Федот Котов еще задолго до читательской конференции, организованной Верой, прочитал роман Леонова 'Русский лес'. Книга эта вызывала в нем вместе с гневом тоску и уныние: он видел, как жизнь проходит мимо этой книги, и священная боль писателя, крик души его и совести не в состоянии опрокинуть Грацианских, пустивших свои ядовитые корни глубоко в русскую почву, пьющих ее соки, безжалостно засушивающих все сильное и прекрасное, как засушил Станислав могучую липу. Он видел, что в жизни Грацианский продолжает преуспевать, он неистребим в своей изворотливости и чертовской кошачьей живучести и что многие ответственные и безответственные товарищи по-настоящему не понимают всей омерзительной сущности Грацианских и их опасности для общества.

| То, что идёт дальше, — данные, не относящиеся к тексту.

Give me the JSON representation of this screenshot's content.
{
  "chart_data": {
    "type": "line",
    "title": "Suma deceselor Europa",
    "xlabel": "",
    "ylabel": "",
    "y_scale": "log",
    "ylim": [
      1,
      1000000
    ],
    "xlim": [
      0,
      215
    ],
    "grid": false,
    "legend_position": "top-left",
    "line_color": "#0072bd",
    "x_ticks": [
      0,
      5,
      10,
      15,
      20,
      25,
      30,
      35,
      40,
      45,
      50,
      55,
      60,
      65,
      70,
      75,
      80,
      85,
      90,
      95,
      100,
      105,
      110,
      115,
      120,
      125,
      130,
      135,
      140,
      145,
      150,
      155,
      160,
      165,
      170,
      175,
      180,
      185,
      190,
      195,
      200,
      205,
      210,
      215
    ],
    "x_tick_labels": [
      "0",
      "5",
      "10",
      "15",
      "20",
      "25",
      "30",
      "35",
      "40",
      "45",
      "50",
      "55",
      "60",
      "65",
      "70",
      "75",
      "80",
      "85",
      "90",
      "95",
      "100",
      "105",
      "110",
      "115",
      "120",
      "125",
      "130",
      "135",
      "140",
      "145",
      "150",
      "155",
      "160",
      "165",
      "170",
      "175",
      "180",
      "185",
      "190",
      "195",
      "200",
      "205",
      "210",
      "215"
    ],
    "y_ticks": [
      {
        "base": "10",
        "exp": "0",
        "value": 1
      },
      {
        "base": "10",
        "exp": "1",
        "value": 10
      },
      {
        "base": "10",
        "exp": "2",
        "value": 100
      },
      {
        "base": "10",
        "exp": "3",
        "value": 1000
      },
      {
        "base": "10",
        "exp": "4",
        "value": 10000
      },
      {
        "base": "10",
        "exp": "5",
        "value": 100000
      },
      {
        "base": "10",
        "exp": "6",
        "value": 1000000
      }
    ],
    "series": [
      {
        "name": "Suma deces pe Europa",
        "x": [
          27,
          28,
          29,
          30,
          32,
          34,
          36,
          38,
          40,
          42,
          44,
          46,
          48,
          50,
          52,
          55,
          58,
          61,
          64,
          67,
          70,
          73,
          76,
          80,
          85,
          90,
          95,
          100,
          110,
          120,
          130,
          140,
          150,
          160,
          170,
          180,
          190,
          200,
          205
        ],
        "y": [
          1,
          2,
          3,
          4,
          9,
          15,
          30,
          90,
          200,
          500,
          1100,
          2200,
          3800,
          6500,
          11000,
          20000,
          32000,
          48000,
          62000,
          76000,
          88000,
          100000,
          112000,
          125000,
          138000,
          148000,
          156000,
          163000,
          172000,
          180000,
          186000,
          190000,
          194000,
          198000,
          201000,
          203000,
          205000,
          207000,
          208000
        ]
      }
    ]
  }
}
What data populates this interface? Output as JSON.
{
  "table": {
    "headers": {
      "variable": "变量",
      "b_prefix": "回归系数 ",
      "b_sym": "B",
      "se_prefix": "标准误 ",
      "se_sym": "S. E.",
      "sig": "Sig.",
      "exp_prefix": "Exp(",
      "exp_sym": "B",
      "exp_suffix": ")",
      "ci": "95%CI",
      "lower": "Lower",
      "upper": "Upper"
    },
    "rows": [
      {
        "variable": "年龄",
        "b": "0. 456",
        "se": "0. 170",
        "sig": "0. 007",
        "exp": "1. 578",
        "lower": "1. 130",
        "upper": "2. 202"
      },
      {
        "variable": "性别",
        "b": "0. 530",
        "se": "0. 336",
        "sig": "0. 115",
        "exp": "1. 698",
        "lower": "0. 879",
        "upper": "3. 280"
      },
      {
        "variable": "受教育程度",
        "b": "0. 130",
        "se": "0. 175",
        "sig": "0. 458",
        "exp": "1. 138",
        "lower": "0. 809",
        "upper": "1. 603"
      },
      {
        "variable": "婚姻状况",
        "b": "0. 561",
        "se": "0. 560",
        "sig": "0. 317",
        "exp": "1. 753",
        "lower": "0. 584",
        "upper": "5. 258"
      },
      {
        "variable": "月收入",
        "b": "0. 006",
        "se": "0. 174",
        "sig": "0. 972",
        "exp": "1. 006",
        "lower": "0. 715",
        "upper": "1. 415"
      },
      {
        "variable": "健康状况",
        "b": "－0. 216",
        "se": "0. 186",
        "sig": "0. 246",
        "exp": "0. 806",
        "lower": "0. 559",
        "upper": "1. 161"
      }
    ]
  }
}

Федот Котов выступил на читательской конференции с интересной взволнованной речью. Он говорил, что в книгах, в газетах писатели много пишут об охране природы, только вся их писанина никого ни к чему не обязывает, проходит впустую, и все остается так, как было. Он не только сердцем чувствовал, но и по- настоящему, по-мужски глубоко и преданно любил природу, возмущался нещадным истреблением лесов.

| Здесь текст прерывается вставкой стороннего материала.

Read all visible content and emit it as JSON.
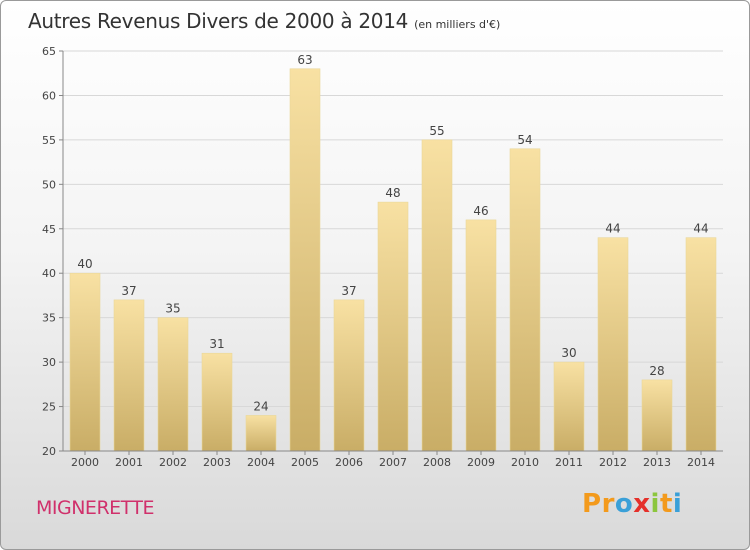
{
  "title": "Autres Revenus Divers de 2000 à 2014",
  "subtitle": "(en milliers d'€)",
  "commune": "MIGNERETTE",
  "logo": {
    "letters": [
      "P",
      "r",
      "o",
      "x",
      "i",
      "t",
      "i"
    ],
    "colors": [
      "#f39a1c",
      "#f39a1c",
      "#3aa0d8",
      "#e5302a",
      "#8cc63e",
      "#f39a1c",
      "#3aa0d8"
    ]
  },
  "colors": {
    "bar_top": "#f8e1a3",
    "bar_bottom": "#c9ad66",
    "title": "#333333",
    "commune": "#d0306b"
  },
  "chart_data": {
    "type": "bar",
    "title": "Autres Revenus Divers de 2000 à 2014",
    "subtitle": "(en milliers d'€)",
    "categories": [
      "2000",
      "2001",
      "2002",
      "2003",
      "2004",
      "2005",
      "2006",
      "2007",
      "2008",
      "2009",
      "2010",
      "2011",
      "2012",
      "2013",
      "2014"
    ],
    "values": [
      40,
      37,
      35,
      31,
      24,
      63,
      37,
      48,
      55,
      46,
      54,
      30,
      44,
      28,
      44
    ],
    "ylim": [
      20,
      65
    ],
    "yticks": [
      20,
      25,
      30,
      35,
      40,
      45,
      50,
      55,
      60,
      65
    ],
    "xlabel": "",
    "ylabel": "",
    "grid": true,
    "data_labels": true
  }
}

Этот 48-летний, невысокого роста, сутулый человек, переживший трагедию войны и потерявший жену и двоих детей, выглядел старше своих лет. Седые, с табачной желтизной, пышные запорожские усы, угрюмое, землистого цвета, все в глубоких морщинах лицо придавало ему вид суровый и замкнутый, и лишь глаза, не утратившие живого блеска, приветливые, постоянно светились живой глубокой мыслью, иногда близкой и отзывчивой, а в другой раз далекой, куда-то устремленной, недоступной и непонятной.

Жил Федот совершенно один, сам себе готовил пищу, сам стирал. Иногда он ходил в клуб в кино, на вечера и собрания, но большую часть свободного времени проводил у себя дома, в новой избе-пятистенке с резными наличниками, украшенными затейливым рисунком, фигурками птиц и животных. Страсть к резьбе по дереву в нем родилась еще в годы юности. Федот тогда делал оригинальные изящные трубки для курильщиков, трости с собачьими головками, шкатулки, вешалки и прочие, как говорил его покойный отец, безделушки. В тридцать девятом году у Федота родился первенец, Гена, а через год - второй сын, Толя. У ребят было много деревянных игрушек.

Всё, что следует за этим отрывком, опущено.